The company will select the shipyards and start negotiating ship specifications, construction volumes, delivery dates, ship prices, and payment terms in May.
According to an online report by the Journal of Commerce, Evergreen Group Chairman Chang Yung-Fa told the Japanese media that Evergreen Group recorded losses in 2009 for the first time since the company’s inception. The group’s overall losses totalled only $300 million but was able to return to profitability in the second half of 2009 by refraining from placing reckless vessel orders.
The Taiwanese carriers’ plans for new ships include orders for 32 vessels of a new type with capacity of 8,000 TEUs(20-foot equivalent units each), for 20 additional S-type (7,024-TEU) ships, for 20 additional U-type (5,364-TEU) ships and for 20 or more 2,000-TEU ships of a new type that will be used for feeder services.

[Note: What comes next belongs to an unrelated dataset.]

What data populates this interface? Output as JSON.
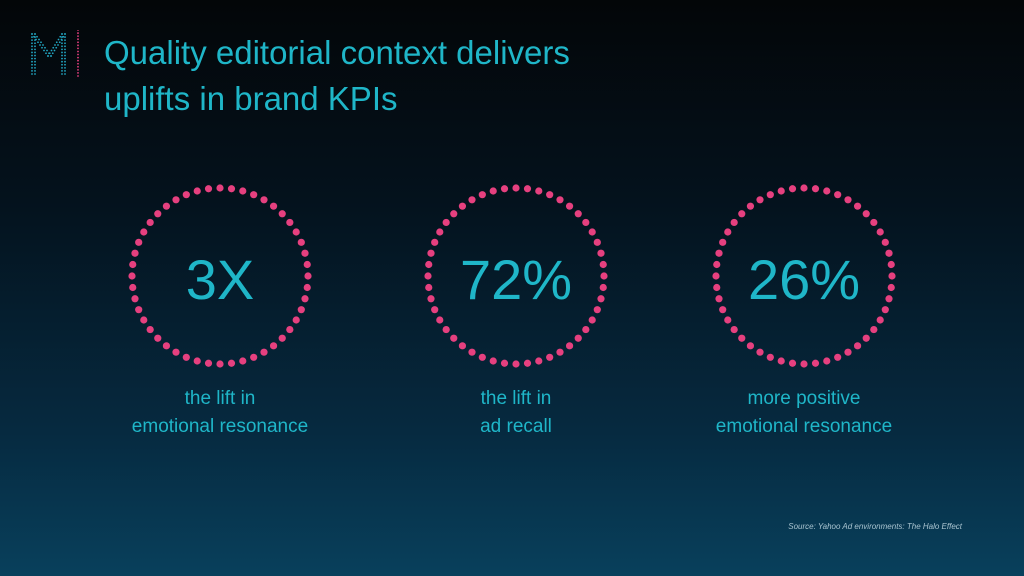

Evergreen, which ranked as the world’s fourth-largest container line by capacity for at least the last five years, slid into fifth place this year as APL, which has also been cautious about ordering new ships, moved past it, the Journal of Commerce says, quoting Alphaliner.
Evergreen currently has a fleet of 148 container ships, with a total capacity of 551,490 TEUs, of which it owns 87, charters 61 and has none on order.
Chang was quoted as saying Evergreen plans to negotiate orders with shipyards in South Korea, Taiwan and China, including such shipyards as STX Offshore & Shipbuilding, CSBC Corp., Taiwan and Nantong COSCO KHI Ship Engineering (NACKS). Several Japanese shipyards have also shown interest in building the new orders.
Evergreen has refrained from ordering its own new vessels for nearly 2 1/2 years. It stopped ordering new ships after it took delivery of the last of 10 S-type ships at the Kobe Shipyard of Mitsubishi Heavy Industries.
The report says the company plans on ordering roughly 100 new vessels, of which the largest will be 8,000-TEU ships. It will order 32 of these ships as it intends to deploy eight ships with each of its four group companies in Taiwan, England, Italy and Singapore.
The company’s group headquarters in Taiwan will order these three types of large ships in bulk and then allot them equally among its four operating companies.